Fix Version/s: None
The "fgcmFitCycle" pipeline task currently (as of w_2021_17) uses a lot of memory in the configuration that's present in obs_subaru. Fixing this is
DM-29916, but a separate issue is that this appears as a hang when running on BPS/HTCondor, rather than the usual out-of-memory held job.
For more information, see this slack thread: https://lsstc.slack.com/archives/C01FBUGM2CV/p1619448184478600
I will attach a BPS config file that can be used to reproduce the problem after creating the ticket.
HTCondor 9.0.5 reports to have the cgroups + /dev/shm bug fixed. https://htcondor.readthedocs.io/en/v9_0/version-history/stable-release-series-90.html#version-9-0-5 It isn't clear if/when NCSA would transition to running this version of HTCondor.
NCSA is upgrading only to 8.8.15 during the Sep maintenance. Still having conversations about whether/when to upgrade to 9.0.5. (I don't know what state to put this ticket into because mostly depends on getting really new version of HTCondor. So just leaving it "In Progress" for now.)

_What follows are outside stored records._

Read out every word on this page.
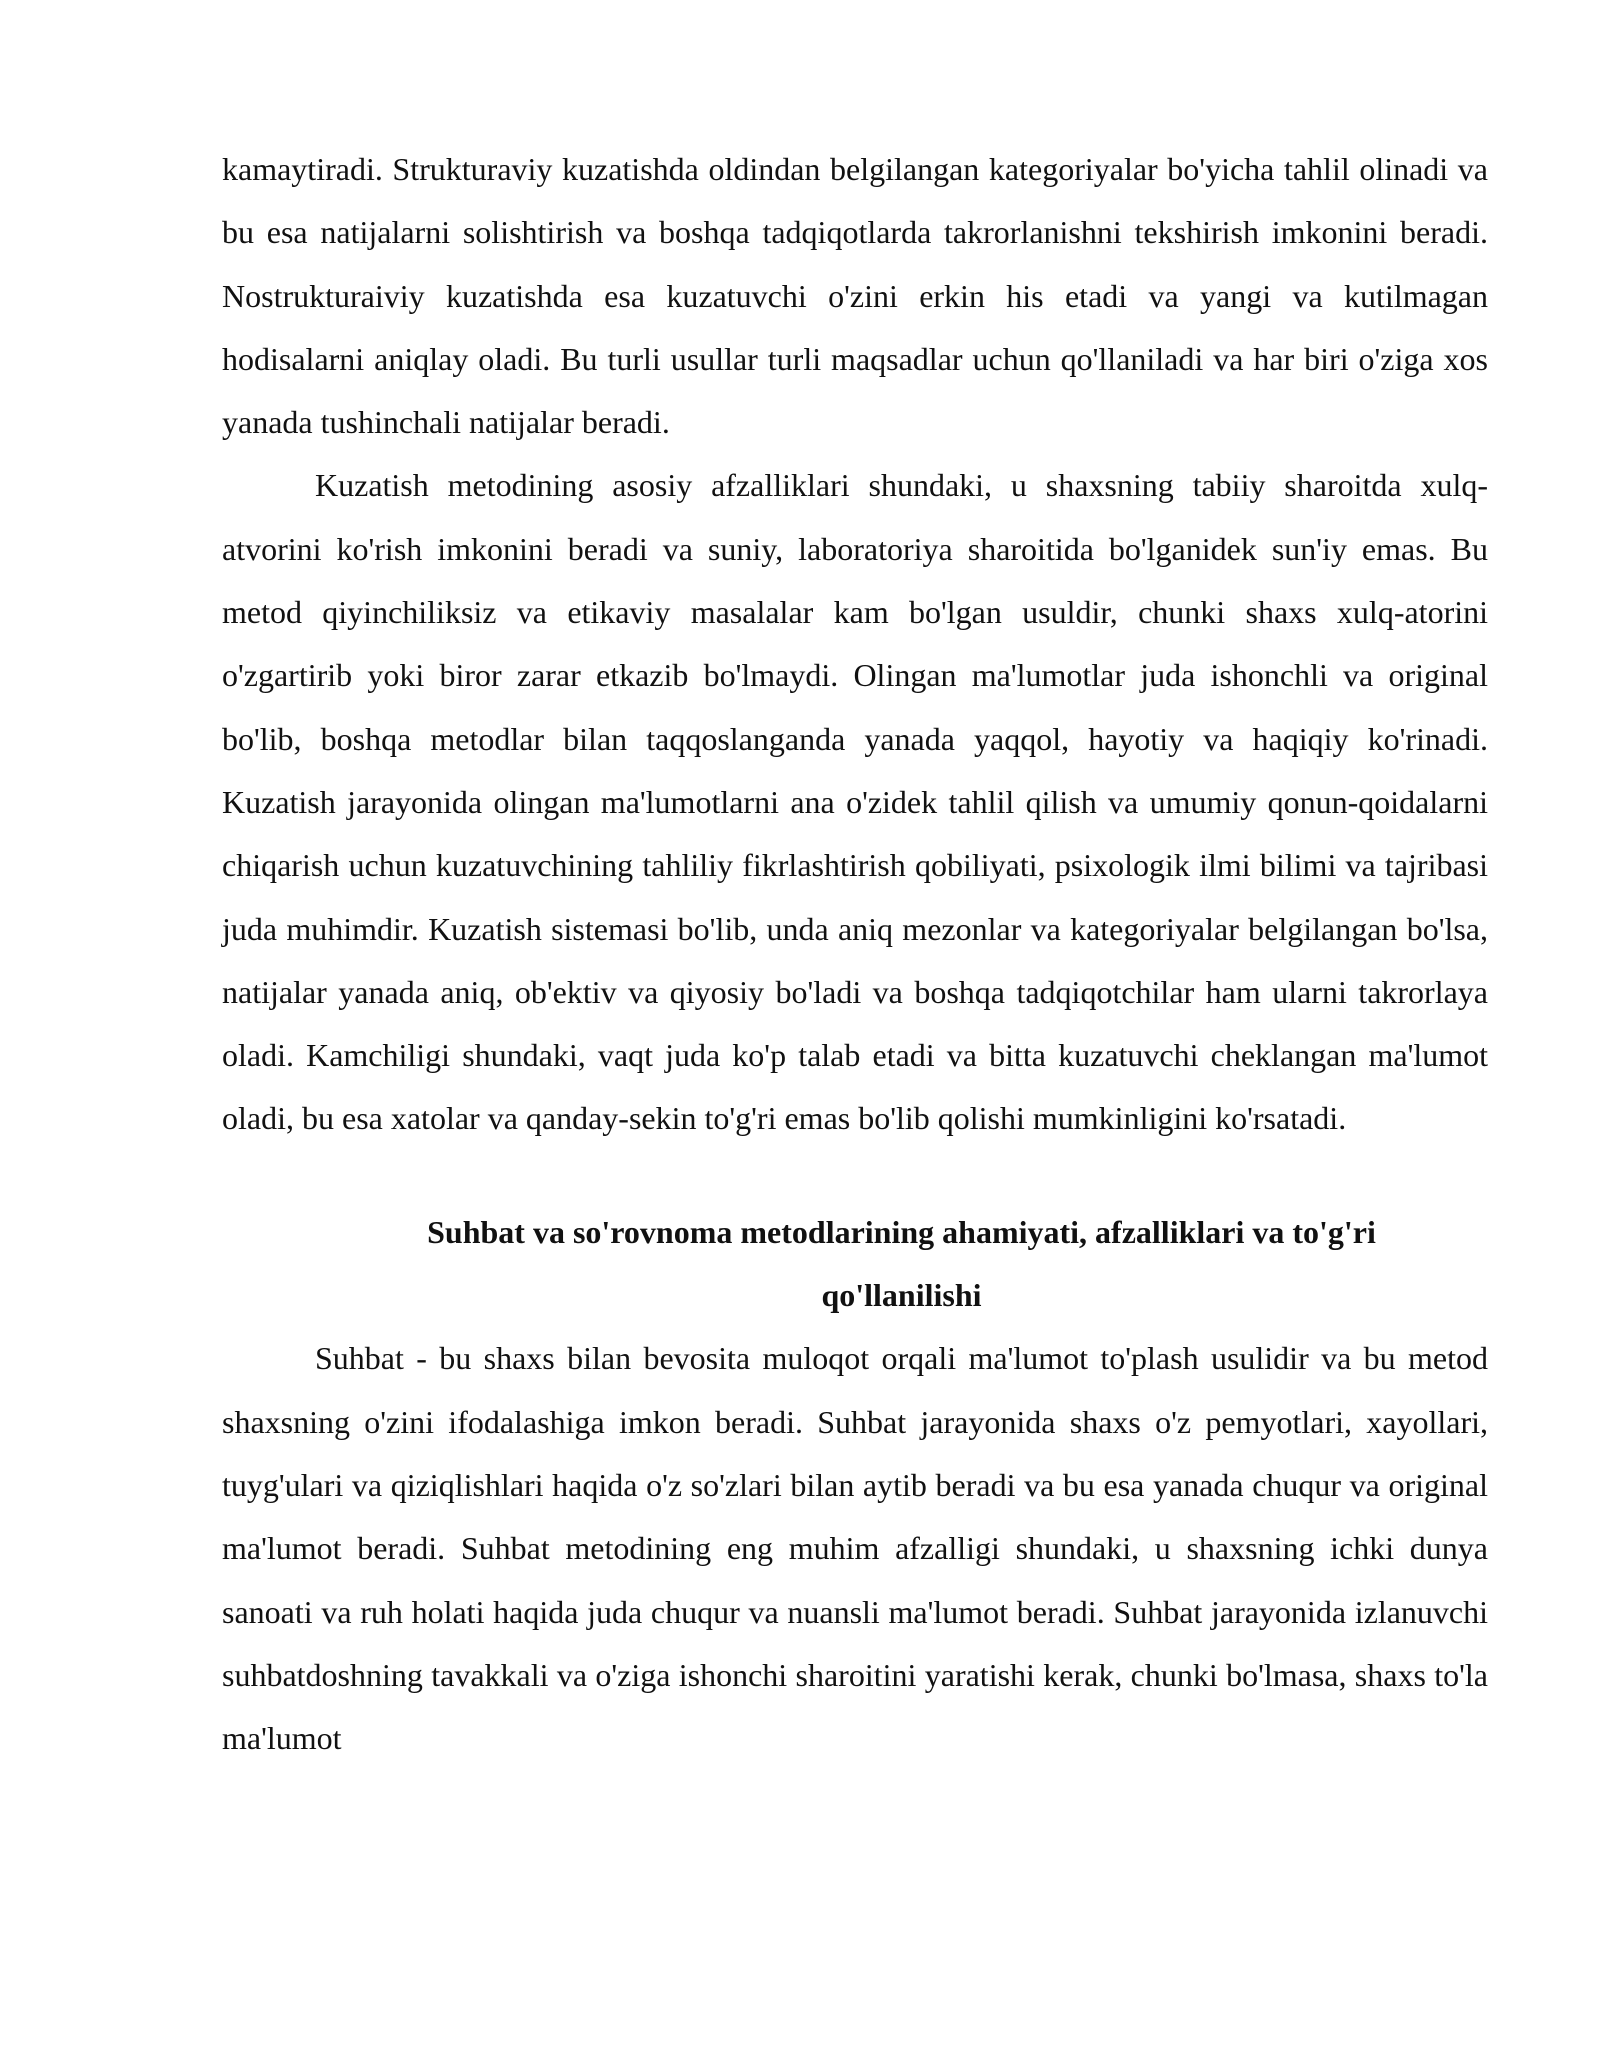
kamaytiradi. Strukturaviy kuzatishda oldindan belgilangan kategoriyalar bo'yicha tahlil olinadi va bu esa natijalarni solishtirish va boshqa tadqiqotlarda takrorlanishni tekshirish imkonini beradi. Nostrukturaiviy kuzatishda esa kuzatuvchi o'zini erkin his etadi va yangi va kutilmagan hodisalarni aniqlay oladi. Bu turli usullar turli maqsadlar uchun qo'llaniladi va har biri o'ziga xos yanada tushinchali natijalar beradi.

Kuzatish metodining asosiy afzalliklari shundaki, u shaxsning tabiiy sharoitda xulq-atvorini ko'rish imkonini beradi va suniy, laboratoriya sharoitida bo'lganidek sun'iy emas. Bu metod qiyinchiliksiz va etikaviy masalalar kam bo'lgan usuldir, chunki shaxs xulq-atorini o'zgartirib yoki biror zarar etkazib bo'lmaydi. Olingan ma'lumotlar juda ishonchli va original bo'lib, boshqa metodlar bilan taqqoslanganda yanada yaqqol, hayotiy va haqiqiy ko'rinadi. Kuzatish jarayonida olingan ma'lumotlarni ana o'zidek tahlil qilish va umumiy qonun-qoidalarni chiqarish uchun kuzatuvchining tahliliy fikrlashtirish qobiliyati, psixologik ilmi bilimi va tajribasi juda muhimdir. Kuzatish sistemasi bo'lib, unda aniq mezonlar va kategoriyalar belgilangan bo'lsa, natijalar yanada aniq, ob'ektiv va qiyosiy bo'ladi va boshqa tadqiqotchilar ham ularni takrorlaya oladi. Kamchiligi shundaki, vaqt juda ko'p talab etadi va bitta kuzatuvchi cheklangan ma'lumot oladi, bu esa xatolar va qanday-sekin to'g'ri emas bo'lib qolishi mumkinligini ko'rsatadi.

Suhbat va so'rovnoma metodlarining ahamiyati, afzalliklari va to'g'ri
qo'llanilishi

Suhbat - bu shaxs bilan bevosita muloqot orqali ma'lumot to'plash usulidir va bu metod shaxsning o'zini ifodalashiga imkon beradi. Suhbat jarayonida shaxs o'z pemyotlari, xayollari, tuyg'ulari va qiziqlishlari haqida o'z so'zlari bilan aytib beradi va bu esa yanada chuqur va original ma'lumot beradi. Suhbat metodining eng muhim afzalligi shundaki, u shaxsning ichki dunya sanoati va ruh holati haqida juda chuqur va nuansli ma'lumot beradi. Suhbat jarayonida izlanuvchi suhbatdoshning tavakkali va o'ziga ishonchi sharoitini yaratishi kerak, chunki bo'lmasa, shaxs to'la ma'lumot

Have heard that NCSA is setting up a 9.0.<latest> test system in December.
Because of the timeline of moving everything to SLAC plus issues with the newer HTCondor API and munge authentication, there was a management-level decision to not update the HTCondor services at NCSA. Closing this ticket as done. If someone runs into this problem running elsewhere using newer HTCondor services, please open a new ticket.
Greg Daues sent cgroup and htcondor logs to htcondor folks. It looks like htcondor may not be including all the memory usage reported by cgroups.
DM-28653included an attempt to tell htcondor to put jobs that die with signal 7 on hold (so they behave like other over memory jobs). Waiting to see if this works correctly in real runs. This, of course, doesn't help with the jobs that hang.